Both surviving passengers were treated at the hospital and released. Smith was admitted to the hospital.

The possible civil liabilities created by this incident are complicated – and they don’t end with causes against the driver. Smith and his passenger were heading away from the South Elm Street area – a part of the city with several nightclubs close by. They were leaving the area at about 2 in the morning, closing time for the sale of alcohol.

Dram shop liability laws hold sellers of alcohol responsible harm that intoxicated patrons cause other people, and sometimes the harm that the intoxicated person causes to himself. The mangled wreckage of the two vehicles – which crashed in a 35-mph zone – indicates a tremendous rate of speed, which is often evidence of reckless behavior fueled by drinking.

Sellers are also liable for selling alcohol to underage individuals. In this case, someone, or some business, is most assuredly liable for providing alcohol to a person who is underage.

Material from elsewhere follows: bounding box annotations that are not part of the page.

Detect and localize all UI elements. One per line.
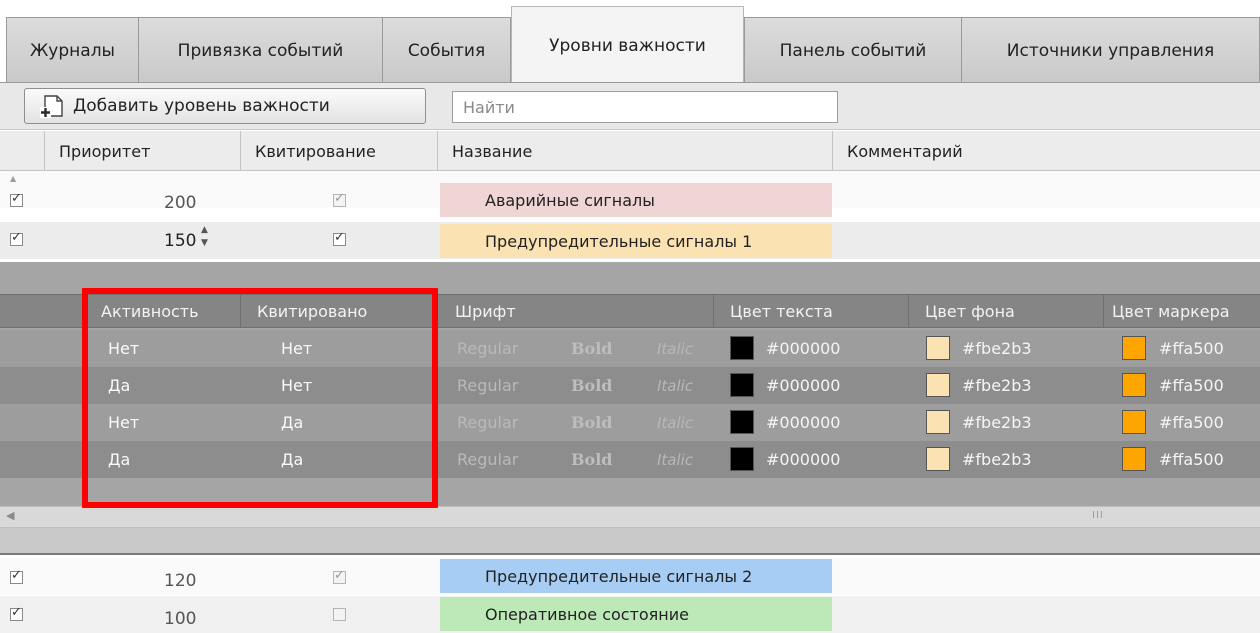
- column-priority-label: Приоритет: [59, 141, 151, 161]
- column-font-label: Шрифт: [455, 301, 516, 321]
- scroll-left-icon[interactable]: ◀: [6, 509, 14, 522]
- detail-footer: [0, 528, 1260, 555]
- font-italic-option[interactable]: Italic: [657, 340, 693, 358]
- row-enabled-checkbox[interactable]: [10, 191, 23, 207]
- column-bg-color[interactable]: Цвет фона: [908, 294, 1104, 328]
- tab-journals[interactable]: Журналы: [6, 17, 139, 83]
- column-priority[interactable]: Приоритет: [44, 131, 241, 171]
- scroll-up-icon[interactable]: ▲: [10, 174, 16, 183]
- level-name: Предупредительные сигналы 1: [440, 224, 832, 258]
- ack-checkbox[interactable]: [333, 191, 346, 207]
- bg-color-value: #fbe2b3: [962, 413, 1032, 432]
- font-regular-option[interactable]: Regular: [457, 339, 518, 358]
- text-color-value: #000000: [766, 339, 841, 358]
- font-bold-option[interactable]: Bold: [571, 339, 612, 358]
- bg-color-swatch[interactable]: [926, 336, 950, 360]
- marker-color-value: #ffa500: [1159, 376, 1224, 395]
- column-comment-label: Комментарий: [847, 141, 963, 161]
- horizontal-scrollbar[interactable]: ◀ III: [0, 506, 1260, 528]
- column-text-color-label: Цвет текста: [730, 301, 833, 321]
- add-importance-level-button[interactable]: Добавить уровень важности: [24, 88, 426, 124]
- font-regular-option[interactable]: Regular: [457, 413, 518, 432]
- column-name-label: Название: [452, 141, 533, 161]
- row-enabled-checkbox[interactable]: [10, 568, 23, 584]
- font-italic-option[interactable]: Italic: [657, 451, 693, 469]
- column-marker-color[interactable]: Цвет маркера: [1103, 294, 1260, 328]
- tab-event-panel[interactable]: Панель событий: [744, 17, 962, 83]
- bg-color-swatch[interactable]: [926, 447, 950, 471]
- column-text-color[interactable]: Цвет текста: [713, 294, 909, 328]
- column-ack[interactable]: Квитирование: [240, 131, 438, 171]
- level-name: Аварийные сигналы: [440, 183, 832, 217]
- add-document-icon: [39, 94, 65, 118]
- priority-value: 200: [164, 193, 197, 213]
- add-button-label: Добавить уровень важности: [73, 96, 330, 116]
- font-bold-option[interactable]: Bold: [571, 376, 612, 395]
- marker-color-swatch[interactable]: [1122, 336, 1146, 360]
- search-input[interactable]: [452, 91, 838, 123]
- column-font[interactable]: Шрифт: [437, 294, 714, 328]
- text-color-swatch[interactable]: [730, 336, 754, 360]
- marker-color-value: #ffa500: [1159, 413, 1224, 432]
- bg-color-value: #fbe2b3: [962, 339, 1032, 358]
- text-color-swatch[interactable]: [730, 410, 754, 434]
- text-color-swatch[interactable]: [730, 373, 754, 397]
- font-regular-option[interactable]: Regular: [457, 376, 518, 395]
- font-bold-option[interactable]: Bold: [571, 413, 612, 432]
- tab-event-binding[interactable]: Привязка событий: [138, 17, 383, 83]
- level-name-text: Предупредительные сигналы 2: [485, 566, 753, 586]
- bg-color-value: #fbe2b3: [962, 450, 1032, 469]
- spinner-down-icon[interactable]: ▼: [201, 238, 208, 248]
- priority-value: 100: [164, 609, 197, 629]
- column-ack-label: Квитирование: [255, 141, 376, 161]
- font-italic-option[interactable]: Italic: [657, 377, 693, 395]
- column-marker-color-label: Цвет маркера: [1112, 301, 1230, 321]
- tab-importance-levels[interactable]: Уровни важности: [511, 6, 744, 84]
- marker-color-value: #ffa500: [1159, 450, 1224, 469]
- level-name-text: Оперативное состояние: [485, 604, 690, 624]
- marker-color-value: #ffa500: [1159, 339, 1224, 358]
- level-name-text: Аварийные сигналы: [485, 190, 655, 210]
- text-color-value: #000000: [766, 376, 841, 395]
- marker-color-swatch[interactable]: [1122, 410, 1146, 434]
- marker-color-swatch[interactable]: [1122, 373, 1146, 397]
- scroll-grip-icon[interactable]: III: [1092, 510, 1104, 521]
- column-comment[interactable]: Комментарий: [832, 131, 1260, 171]
- level-name-text: Предупредительные сигналы 1: [485, 231, 753, 251]
- highlight-frame: [82, 288, 438, 508]
- font-italic-option[interactable]: Italic: [657, 414, 693, 432]
- level-name: Предупредительные сигналы 2: [440, 559, 832, 593]
- row-enabled-checkbox[interactable]: [10, 230, 23, 246]
- level-name: Оперативное состояние: [440, 597, 832, 631]
- table-row[interactable]: 120 Предупредительные сигналы 2: [0, 558, 1260, 595]
- bg-color-swatch[interactable]: [926, 410, 950, 434]
- tab-events[interactable]: События: [382, 17, 511, 83]
- font-regular-option[interactable]: Regular: [457, 450, 518, 469]
- font-bold-option[interactable]: Bold: [571, 450, 612, 469]
- ack-checkbox[interactable]: [333, 608, 346, 621]
- priority-value: 150: [164, 231, 197, 251]
- bg-color-value: #fbe2b3: [962, 376, 1032, 395]
- text-color-value: #000000: [766, 413, 841, 432]
- text-color-swatch[interactable]: [730, 447, 754, 471]
- bg-color-swatch[interactable]: [926, 373, 950, 397]
- table-row[interactable]: ▲ 200 Аварийные сигналы: [0, 171, 1260, 217]
- priority-value: 120: [164, 571, 197, 591]
- ack-checkbox[interactable]: [333, 568, 346, 584]
- spinner-up-icon[interactable]: ▲: [201, 225, 208, 235]
- table-row[interactable]: 100 Оперативное состояние: [0, 596, 1260, 633]
- table-row-selected[interactable]: 150 ▲ ▼ Предупредительные сигналы 1: [0, 222, 1260, 259]
- column-name[interactable]: Название: [437, 131, 833, 171]
- tab-control-sources[interactable]: Источники управления: [961, 17, 1260, 83]
- row-enabled-checkbox[interactable]: [10, 605, 23, 621]
- marker-color-swatch[interactable]: [1122, 447, 1146, 471]
- text-color-value: #000000: [766, 450, 841, 469]
- ack-checkbox[interactable]: [333, 230, 346, 246]
- column-bg-color-label: Цвет фона: [925, 301, 1015, 321]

To complicate matters more, it’s no rare thing for people underage to get false identification. The individual providing that fake I.D. can be held responsible as well.

So, what might be a reasonable scenario of the web of people contributing to these deaths and injuries? It’s conceivable that the driver, a nightclub, a bartender, and somebody who sells fake I.D.’s could all have had a hand in the series of events that led up to this deadly crash.

What a tangled mess alcohol can make when young people drink and get behind the wheel.